The social fabric of the UK’s biggest cities is being transformed by sky-high rents and cuts to housing benefits as thousands of low-income private renters are pushed out of central areas, accelerating the “suburbanisation” of poverty, according to a study.
The trend – driven also by the gentrification of once largely working-class neighbourhoods and the selloff of social homes – is excluding poorer people from inner cities and deepening divisions between rich and poor, the study found.
Low-income private renters, who a decade ago might have lived in city centres, are increasingly being displaced to a shrinking pool of affordable homes on the urban periphery and beyond, often with poorer access to public transport, jobs and public services, it says.
One in nine private renters in the UK’s 10 biggest cities were displaced from central locations to cheaper housing areas on the suburban fringes during an eight-year period to 2020, the study by University of Glasgow academics found.
In Bristol, for example, the number of low-income households living in privately rented homes in the inner city fell by 38% during the period. Glasgow saw a reduction of just over 20%, while London, Sheffield and Liverpool all saw reductions of more than 10%.
The findings illustrate political and economic policy shifts over the past two decades that are changing traditional perceptions of inner-city areas as the main locus of poverty and deprivation, and the suburbs as exclusively more affluent places.
The phenomenon, known in academic circles as the suburbanisation of poverty, is especially visible in countries such as the UK, Canada and the US, where private rented housing has been deregulated and social security has been whittled away.
Prof Nick Bailey, a co-author of the study, said: “Continuing cuts in housing benefit levels, combined with the rising costs of inner-city renting, are engineering a fundamental change in the social fabric of our cities.
“We need to examine the impacts this has on the welfare of poorer households as they are pushed to locations which tend to have worse public transport and worse access to jobs and vital services. But we also need to be asking whether this is the kind of city we wish to create – one marked by deepening spatial divisions between richer and poorer.”
The phenomenon in part reflects the growth of privately rented housing in the UK over the past three decades. While one in 10 households lived in this tenure in 1991, it now houses one in five households, including many families. More than one in three children in poverty live in privately rented homes.
A decade ago roughly 20% of UK privately rented homes were affordable for households in receipt of housing benefits, according to the Glasgow study. This fell to 9% by 2020. Housing benefit rates have been frozen since then, making inner cities, where private rents have risen fastest, even less accessible to poorer people.

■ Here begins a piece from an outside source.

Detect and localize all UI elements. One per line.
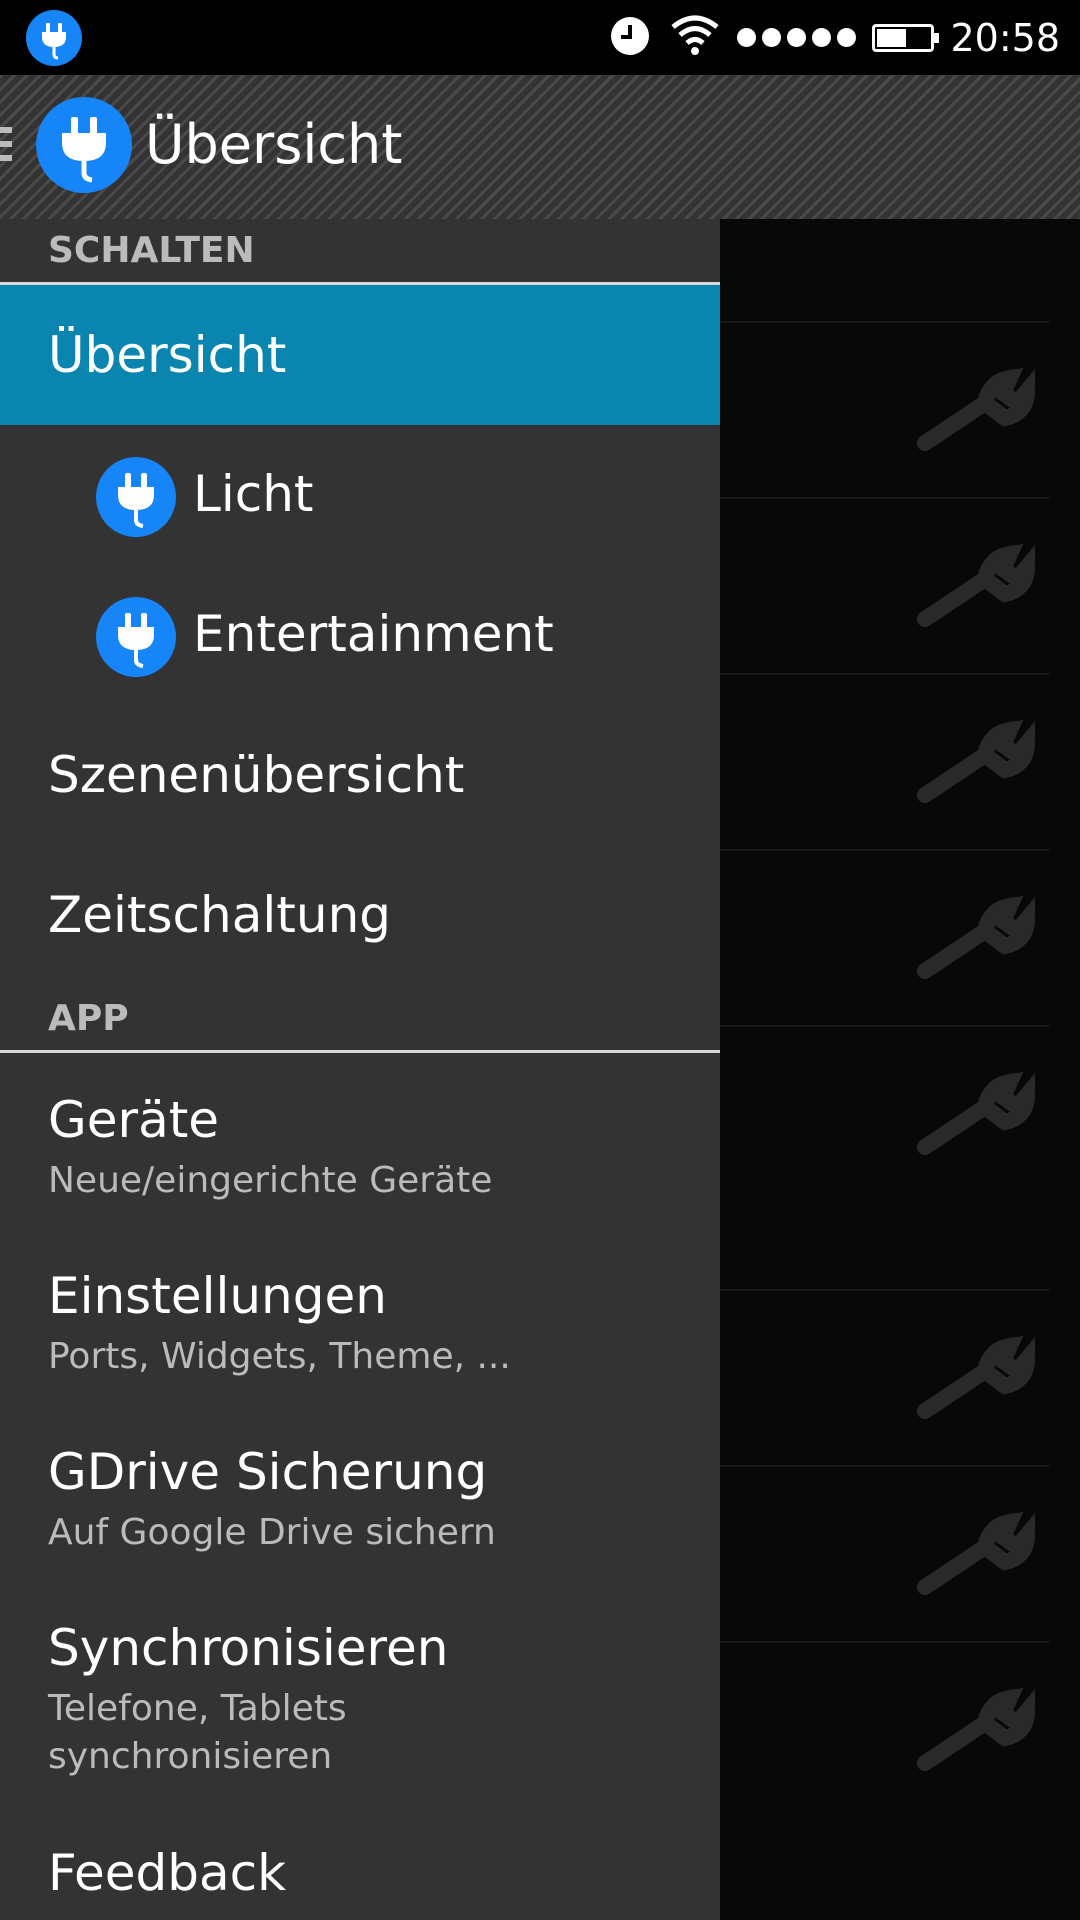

Joseph Elliott, of the Joseph Rowntree Foundation, a poverty charity, said: “It’s clear that, in large cities in particular, the diminished role of the state in providing social housing and cuts to support through housing benefit have resulted in people in poverty being priced out of areas with access to the amenities we all need, such as easy access to work, shops and transport.”
Paul Swinney, the director of policy and research at the Centre for Cities thinktank, said policymakers must consider the potential economic impact of the displacement of increasing numbers of low-income workers away from city centre jobs in sectors such as hospitality and public services.
A government spokesperson said: “We’re helping to ease the pressure of rising rents and investing over £30bn on housing support this year on top of record financial support worth around £3,300 per household. We’ve also maintained our £1bn boost to local housing allowance while our discretionary housing payments provide a safety net for anyone struggling.”